The realization was: "perpetual care" refers only to general landscape maintenance, not to care of monuments unless specifically contracted for under agreement with the cemetery management.

What to do?

In this case, the headstone was made of granite from Barre, Vermont; stronger than marble, polished and engraved, but no match for the harsh weather hereabout. Summer is not too damaging, but the dark, moist winters give the mold a chance to spread, and the lichens and mosses dig their roots into the porous rock.
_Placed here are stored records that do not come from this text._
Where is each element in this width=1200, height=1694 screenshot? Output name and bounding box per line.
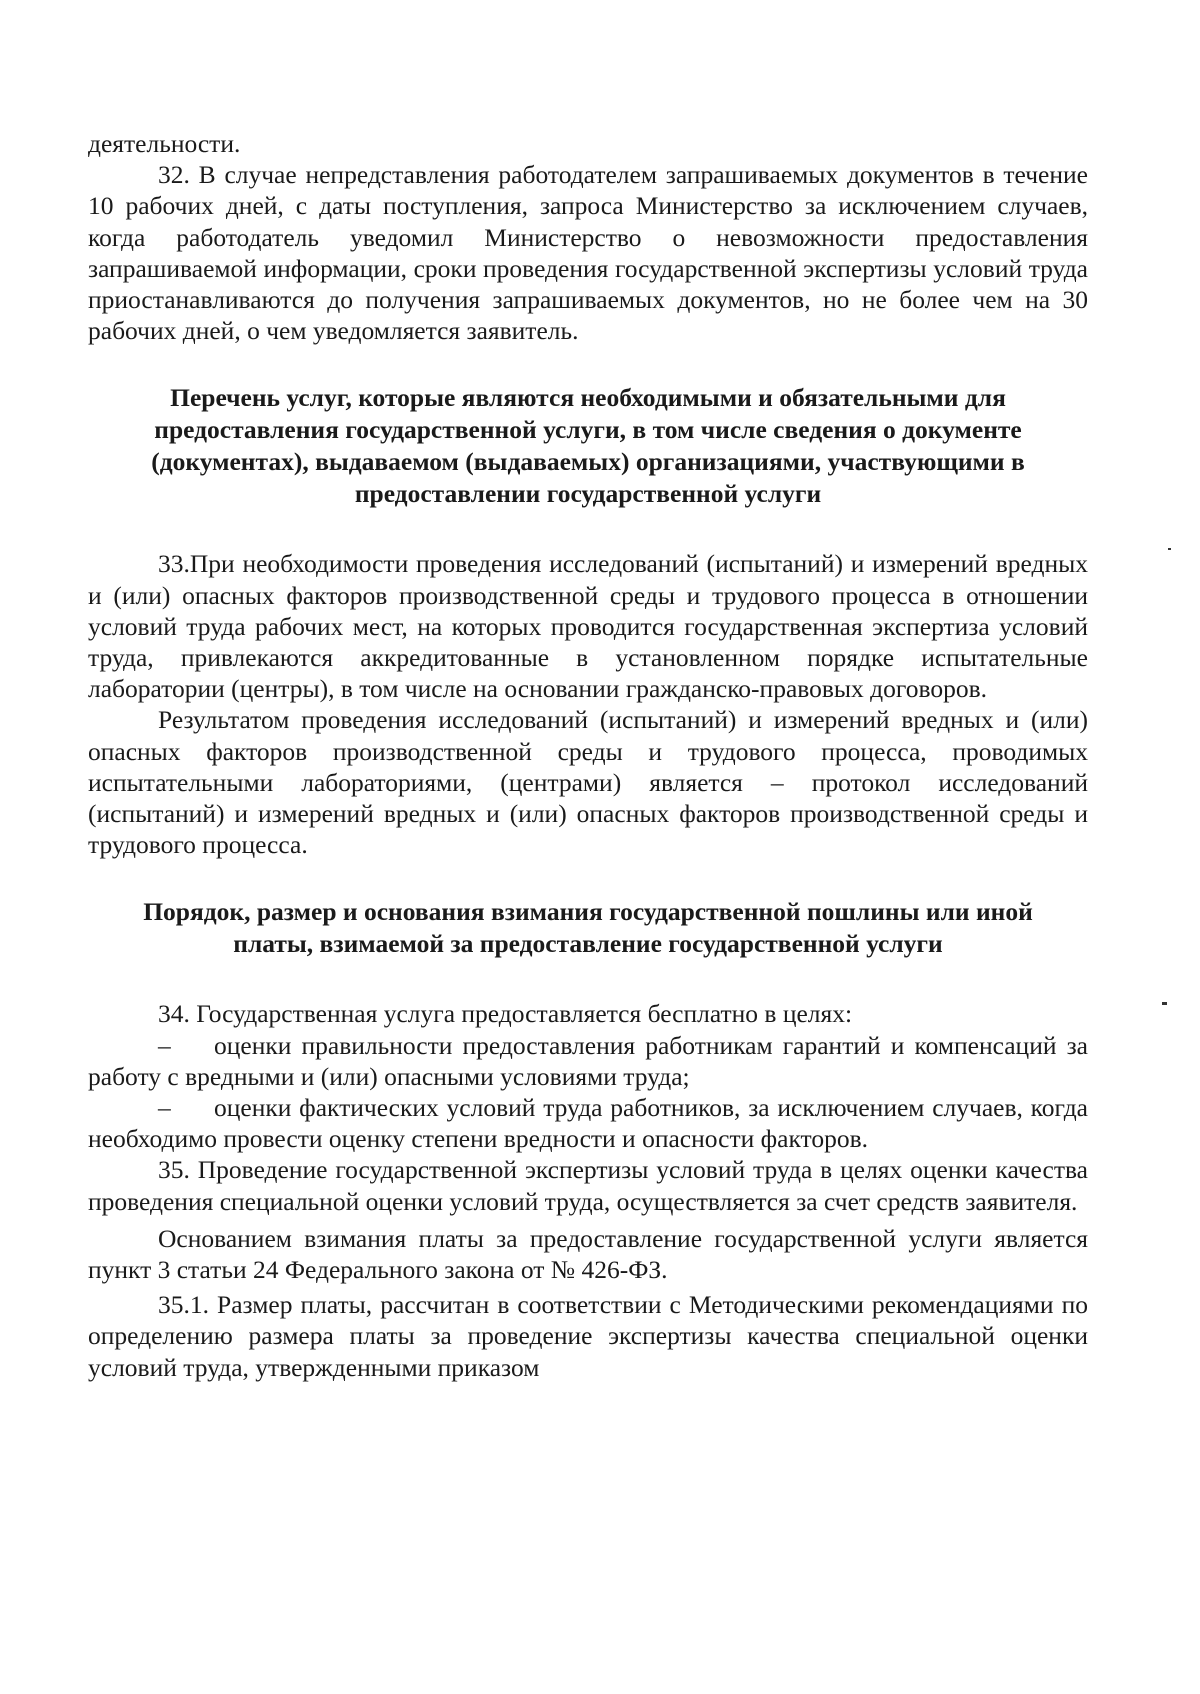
- scan-speck: [1162, 1002, 1167, 1005]
- list-item: [88, 1030, 1088, 1092]
- scan-speck: [1168, 548, 1171, 550]
- list-item-text: оценки фактических условий труда работников, за исключением случаев, когда необходимо провести оценку степени вредности и опасности факторов.: [88, 1093, 1088, 1154]
- list-item: [88, 1092, 1088, 1154]
- document-page: [88, 128, 1088, 1383]
- paragraph-32: 32. В случае непредставления работодателем запрашиваемых документов в течение 10 рабочих дней, с даты поступления, запроса Министерство за исключением случаев, когда работодатель уведомил Министерство о невозможности предоставления запрашиваемой информации, сроки проведения государственной экспертизы условий труда приостанавливаются до получения запрашиваемых документов, но не более чем на 30 рабочих дней, о чем уведомляется заявитель.: [88, 160, 1088, 346]
- paragraph-35-1: 35.1. Размер платы, рассчитан в соответствии с Методическими рекомендациями по определению размера платы за проведение экспертизы качества специальной оценки условий труда, утвержденными приказом: [88, 1290, 1088, 1382]
- paragraph-continuation: деятельности.: [88, 129, 241, 158]
- list-item-text: оценки правильности предоставления работникам гарантий и компенсаций за работу с вредными и (или) опасными условиями труда;: [88, 1030, 1088, 1091]
- paragraph-35-basis: Основанием взимания платы за предоставление государственной услуги является пункт 3 статьи 24 Федерального закона от № 426-ФЗ.: [88, 1223, 1088, 1285]
- dash-marker: –: [158, 1093, 171, 1123]
- paragraph-34: 34. Государственная услуга предоставляется бесплатно в целях:: [158, 999, 853, 1029]
- paragraph-33-result: Результатом проведения исследований (испытаний) и измерений вредных и (или) опасных факторов производственной среды и трудового процесса, проводимых испытательными лабораториями, (центрами) является – протокол исследований (испытаний) и измерений вредных и (или) опасных факторов производственной среды и трудового процесса.: [88, 705, 1088, 860]
- section-heading-fees: Порядок, размер и основания взимания государственной пошлины или иной платы, взимаемой за предоставление государственной услуги: [143, 897, 1033, 959]
- section-heading-services: Перечень услуг, которые являются необходимыми и обязательными для предоставления государственной услуги, в том числе сведения о документе (документах), выдаваемом (выдаваемых) организациями, участвующими в предоставлении государственной услуги: [151, 383, 1025, 509]
- paragraph-35: 35. Проведение государственной экспертизы условий труда в целях оценки качества проведения специальной оценки условий труда, осуществляется за счет средств заявителя.: [88, 1155, 1088, 1216]
- dash-marker: –: [158, 1030, 171, 1060]
- paragraph-33: 33.При необходимости проведения исследований (испытаний) и измерений вредных и (или) опасных факторов производственной среды и трудового процесса в отношении условий труда рабочих мест, на которых проводится государственная экспертиза условий труда, привлекаются аккредитованные в установленном порядке испытательные лаборатории (центры), в том числе на основании гражданско-правовых договоров.: [88, 549, 1088, 704]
There are companies throughout the United States that specialize in cleaning such monuments, but the price is dear and it is a temporary fix. To find such a company, contact a monument supplier in the area of the cemetery. They have the equipment, and more importantly, the insurance in case any damage is done to nearby sites.

The answer:

"Nustone" The answer was supplied by both Tom Begin and Donald Allen of the Granite City Tool Company in Barre, VT.

The company was started in 1885 in Barre, the center of the granite industry. Today, 120 years later, it is still run by the third generation of the same family. This is typical of the entire granite business, from the time the Scots, then the Italians and Polish craftspeople came to the Green Mountains to open and run quarries. It is an all family affair.

Donald Allen was pleased to tell me about Nustone, their own cleaner that is sold by them around the world. It is environmentally safe, non-corrosive, and will not harm human or plant life. It comes in one gallon containers and all you need in addition is water and a good natural bristle brush. Oh, and the "armstrong" technique - muscle.

To order Nustone: The Granite City Tool Company can be reached at this toll-free number: 800-451-4570. They ship all over the United States.

Incidentally, while talking to Donald Allen, I learned that the Aldrich Library in Barry has copies of Mr. Allen's history of the Barre cemeteries for sale.

And be sure to visit the Hope Cemetery in Barre - astounding, to say the least.